7.2. Future Directions

From future directions perspective, the extensive multilevel hierarchical index (intended to 1st, 2nd, 3rd, and 4th level) can be constructed and utilized with the proposed approach to measure the performance in different quotations. The manager is facilitated to improve own firm’s GSCP if the performance is ascertained below the ideal limit/expected level by ramping up metrics GSC performance’s gap. The industries, who utilize the GSC metrics as a strategy to sustain at competitive market, would gain the maximum benefit from the proposed research work. The industries can explore the presented idea periodically for measuring the performance and can improve the same if performance is found weak. GSCM scholars can utilize presented research work to boot up their wisdom about green measures and their metrics contribution towards sustainability, metrics identification new approach, and idea to build the advance/extended index.

7.3. Limitation

The research work ensures the managers to solve the performance measurement problem of metrics such as the weak metrics evaluation and identification problem and overall performance mapping of individual industry under the GTFN set-based GSCM index.
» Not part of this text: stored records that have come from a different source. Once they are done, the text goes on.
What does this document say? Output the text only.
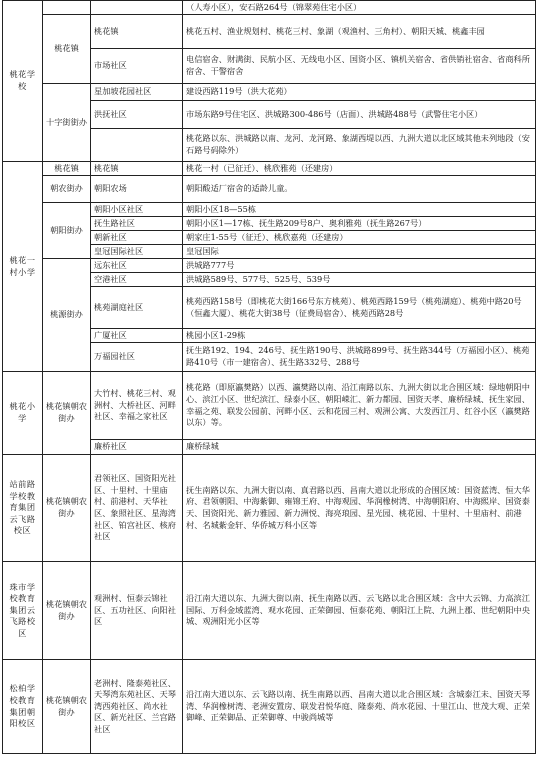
桃花学校			（人寿小区），安石路264号（锦翠苑住宅小区）
	桃花镇	桃花镇	桃花五村、渔业规划村、桃花三村、象湖（观渔村、三角村）、朝阳天城、桃鑫丰园
		市场社区	电信宿舍、财满街、民航小区、无线电小区、国资小区、镇机关宿舍、省供销社宿舍、省商科所宿舍、干警宿舍
	十字街街办	星加坡花园社区	建设西路119号（洪大花苑）
		洪抚社区	市场东路9号住宅区、洪城路300-486号（店面）、洪城路488号（武警住宅小区）
			桃花路以东、洪城路以南、龙河、龙河路、象湖西堤以西、九洲大道以北区域其他未列地段（安石路号码除外）
桃花一村小学	桃花镇	桃花镇	桃花一村（已征迁）、桃欣雅苑（还建房）
	朝农街办	朝阳农场	朝阳酸适厂宿舍的适龄儿童。
	朝阳街办	朝阳小区社区	朝阳小区18—55栋
		抚生路社区	朝阳小区1—17栋、抚生路209号8户、奥利雅苑（抚生路267号）
		朝新社区	朝家庄1-55号（征迁）、桃欣嘉苑（还建房）
		皇冠国际社区	皇冠国际
	桃源街办	远东社区	洪城路777号
		空港社区	洪城路589号、577号、525号、539号
		桃苑湖庭社区	桃苑西路158号（即桃花大街166号东方桃苑）、桃苑西路159号（桃苑湖庭）、桃苑中路20号（恒鑫大厦）、桃花大街38号（征费局宿舍）、桃苑西路28号
		广厦社区	桃园小区1-29栋
		万福园社区	抚生路192、194、246号、抚生路190号、洪城路899号、抚生路344号（万福园小区）、桃苑路410号（市一建宿舍）、抚生路332号、288号
桃花小学	桃花镇朝农街办	大竹村、桃花三村、观洲村、大桥社区、河畔社区、幸福之家社区	桃花路（即原瀛樊路）以西、瀛樊路以南、沿江南路以东、九洲大街以北合围区域：绿地朝阳中心、滨江小区、世纪滨江、绿泰小区、朝阳嵘汇、新力都园、国资天孝、廉桥绿城、抚生家园、幸福之苑、联发公园前、河畔小区、云和花园三村、观洲公寓、大发西江月、红谷小区（瀛樊路以东）等。
		廉桥社区	廉桥绿城
站前路学校教育集团云飞路校区	桃花镇朝农街办	君领社区、国资阳光社区、十里村、十里庙村、前港村、天华社区、象照社区、星海湾社区、铂宫社区、核府社区	抚生南路以东、九洲大街以南、真君路以西、昌南大道以北形成的合围区域：国资蓝湾、恒大华府、君领朝阳、中海紫御、雍锦王府、中海观园、华润橡树湾、中海朝阳府、中海熙岸、国资泰天、国资阳光、新力雅园、新力洲悦、海亮琅园、星光园、桃花园、十里村、十里庙村、前港村、名城紫金轩、华侨城万科小区等
珠市学校教育集团云飞路校区	桃花镇朝农街办	观洲村、恒泰云锦社区、五功社区、向阳社区	沿江南大道以东、九洲大街以南、抚生南路以西、云飞路以北合围区域：含中大云锦、力高滨江国际、万科金域蓝湾、观水花园、正荣御园、恒泰花苑、朝阳江上院、九洲上郡、世纪朝阳中央城、观洲阳光小区等
松柏学校教育集团朝阳校区	桃花镇朝农街办	老洲村、隆泰苑社区、天琴湾东苑社区、天琴湾西苑社区、尚水社区、新光社区、兰宫路社区	沿江南大道以东、云飞路以南、抚生南路以西、昌南大道以北合围区域：含城泰江未、国资天琴湾、华润橡树湾、老洲安置房、联发君悦华庭、隆泰苑、尚水花园、十里江山、世茂大观、正荣御峰、正荣御品、正荣御尊、中骏尚城等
Therefore, the multiobjective optimization, linear regression, and data forecasting problems cannot be solved using proposed mathematical models, approach, and index. The managers can write the C and JAVA programming for measuring the performance of own firm in different terms and also identify metrics performance gaps and closeness to ideal value in short span of time.

Data Availability

The data used to support the findings of this study are available in Tables 110.

Disclosure

This article is the part of remote employment research.

Conflicts of Interest

The authors declare that there are no conflicts of interest regarding the publication of this manuscript.